In his Systematic Theology, Charles Ryrie writes concerning this verse, “Believers have been chosen to bear fruit, not to do so would be contrary to God’s purposes.” Ryrie considers fruitlessness a sin. This is an important point to understand. While Ryrie points out the negative aspect of fruitlessness, namely that is it sinful, Jesus states the truth in the positive, namely that the Christian life was designed by Him to be fruitful. He states that we are chosen that we “should go bear fruit.” The Christian life was meant to be fruitful. Or stated another way, a life of faith is expressed as fruitfulness for Christ.

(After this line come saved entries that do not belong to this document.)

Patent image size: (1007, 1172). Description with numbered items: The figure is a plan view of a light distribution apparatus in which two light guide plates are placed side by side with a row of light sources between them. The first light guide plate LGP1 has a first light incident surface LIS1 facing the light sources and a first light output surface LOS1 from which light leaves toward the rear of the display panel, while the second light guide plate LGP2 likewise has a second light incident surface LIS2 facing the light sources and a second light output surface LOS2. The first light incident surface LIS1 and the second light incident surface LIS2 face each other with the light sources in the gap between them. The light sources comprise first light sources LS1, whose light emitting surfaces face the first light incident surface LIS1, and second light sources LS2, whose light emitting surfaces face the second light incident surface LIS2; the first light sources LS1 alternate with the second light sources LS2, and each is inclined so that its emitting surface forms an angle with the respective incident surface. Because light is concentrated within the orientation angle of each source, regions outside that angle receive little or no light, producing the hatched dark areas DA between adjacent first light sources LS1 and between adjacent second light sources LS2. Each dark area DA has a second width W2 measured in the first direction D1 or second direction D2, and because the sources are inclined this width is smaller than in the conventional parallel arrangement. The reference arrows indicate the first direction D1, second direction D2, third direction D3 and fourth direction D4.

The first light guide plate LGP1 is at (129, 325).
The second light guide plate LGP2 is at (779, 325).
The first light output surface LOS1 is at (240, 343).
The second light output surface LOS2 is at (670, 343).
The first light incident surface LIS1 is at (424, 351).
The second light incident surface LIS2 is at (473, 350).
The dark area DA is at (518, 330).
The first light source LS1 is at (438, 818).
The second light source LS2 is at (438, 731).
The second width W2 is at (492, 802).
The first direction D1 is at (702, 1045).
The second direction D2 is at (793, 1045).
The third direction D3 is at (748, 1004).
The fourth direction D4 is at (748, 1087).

This is an important distinction, and Ryrie makes an astute observation, namely that fruitlessness is sinful. The consequence is that the Christian life is not defined by one’s statement of faith. A person can claim belief, but the measure of that claim is seen in the fruit produced for Christ. Notice Jesus says, “I appointed you that you should go and bear fruit.” The word ‘appointed’ (ἔθηκα), can mean to ordain, but also carries the idea of ‘put’, as in he put an object in a certain place for a reason. Believers, by virtue of their faith, are ordained to produce fruit for Christ. Or, Christ has placed faithful believers where they are for the purpose of producing kingdom fruit.
There are many today who claim to have faith and believe they are on the road to heaven. However, for many their faith is only a verbal profession, or claim to belief, but not matched by fruitfulness. This raises an important question, can a person who claims faith but who produces no fruit be truly saved? One can point to the thief on the cross next to Christ and argue he was saved without ever producing fruit. However, upon closer inspection, one can discern that he did produce at least one important fruit that salvation produces. He produced fruit of repentance.

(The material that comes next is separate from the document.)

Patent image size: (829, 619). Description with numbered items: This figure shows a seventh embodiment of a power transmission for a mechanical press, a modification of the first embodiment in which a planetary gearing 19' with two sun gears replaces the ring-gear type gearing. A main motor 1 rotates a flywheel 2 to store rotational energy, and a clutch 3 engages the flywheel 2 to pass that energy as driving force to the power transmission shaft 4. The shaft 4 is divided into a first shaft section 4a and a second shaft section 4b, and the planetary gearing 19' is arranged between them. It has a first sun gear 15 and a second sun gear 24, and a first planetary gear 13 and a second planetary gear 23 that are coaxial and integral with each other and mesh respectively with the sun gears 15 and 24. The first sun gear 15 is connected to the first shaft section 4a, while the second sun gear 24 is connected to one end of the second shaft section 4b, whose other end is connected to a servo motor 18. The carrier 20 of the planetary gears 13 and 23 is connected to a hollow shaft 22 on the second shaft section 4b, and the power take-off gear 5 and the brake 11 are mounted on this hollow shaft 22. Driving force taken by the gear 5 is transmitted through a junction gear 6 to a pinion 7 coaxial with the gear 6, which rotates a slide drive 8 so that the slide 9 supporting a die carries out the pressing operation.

We are told that Jesus was crucified between two thieves’, and in the beginning of their ordeal, they both mocked and reviled Christ (Matthew 27:44; Mark 15:32). We also know that they accompanied Jesus to the place of execution (Luke 23:33–43). In other words, they were with Jesus for a period of time, beginning before the crucifixion. Further, we know that Jesus was on the cross for six hours before He died. This means the thief who was saved had ample time to consider his circumstances and change his mind—which he did. We don’t know what caused the change of heart, but one can surmise that being with Jesus and witnessing His reaction to His tormentors had an impact on the thief (cf. Luke 23:34). In the span of a few hours, then, he went from mocking Jesus with everyone else to realizing that Jesus was innocent and did not deserve to be there (cf. Luke 23:41). Somewhere faith was born in the thief’s heart; and that faith produced the important fruit of repentance, which was evidenced when he said, “And we indeed (are condemned) justly, for we receive the due reward of our deeds.”

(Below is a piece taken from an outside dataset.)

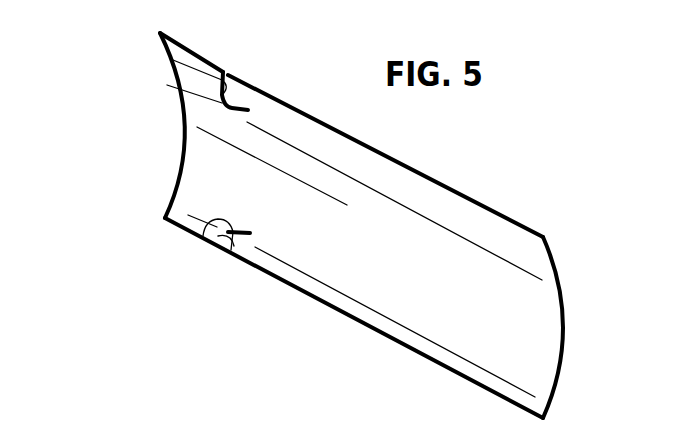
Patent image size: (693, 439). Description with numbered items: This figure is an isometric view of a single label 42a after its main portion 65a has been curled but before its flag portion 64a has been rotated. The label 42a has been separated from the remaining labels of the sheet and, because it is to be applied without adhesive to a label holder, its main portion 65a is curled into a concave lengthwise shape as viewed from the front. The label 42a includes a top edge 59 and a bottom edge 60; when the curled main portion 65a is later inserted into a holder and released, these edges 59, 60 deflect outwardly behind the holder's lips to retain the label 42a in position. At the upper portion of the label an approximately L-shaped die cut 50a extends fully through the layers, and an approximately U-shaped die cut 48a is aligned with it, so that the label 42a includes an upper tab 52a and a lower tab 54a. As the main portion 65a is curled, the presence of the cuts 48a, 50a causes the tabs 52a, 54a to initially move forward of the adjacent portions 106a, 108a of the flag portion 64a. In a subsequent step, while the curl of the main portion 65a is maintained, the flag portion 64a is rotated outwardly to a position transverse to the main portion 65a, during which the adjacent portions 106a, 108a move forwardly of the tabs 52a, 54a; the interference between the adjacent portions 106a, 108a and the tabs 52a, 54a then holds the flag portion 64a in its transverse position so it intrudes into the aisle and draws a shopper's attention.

It can and should be argued that the first visible fruit of saving faith is repentance (cf. Matt. 3:8). Indeed, it is the first word of the gospel (cf. Mark 1:15). All the other fruit salvation produces in one’s life must come through that door. Without repentance, there can be no fruitfulness. But when repentance occurs, all the others can and should follow. But that leads us back to where we began, salvation is not evidenced by an empty verbal claim to belief; it is evidence by at least the fruit of repentance, as seen in the thief on the cross.
Or to simplify as Jesus taught, salvation always produces fruit. We were appointed (ordained) that we should bear fruit. While it first appears that the thief produced little fruit, it was substantial enough to be recorded in scripture and has since produced an effective witness for the power of salvation that Christ earned on the cross. Therefore, repentance produced in the now saved thief a verbal witness to the entire world in keeping with the Great Commission (cf. Acts 1:8, Mark 16:15). And that witness has spoken to the world for almost two-thousand years, producing substantial fruit over the centuries.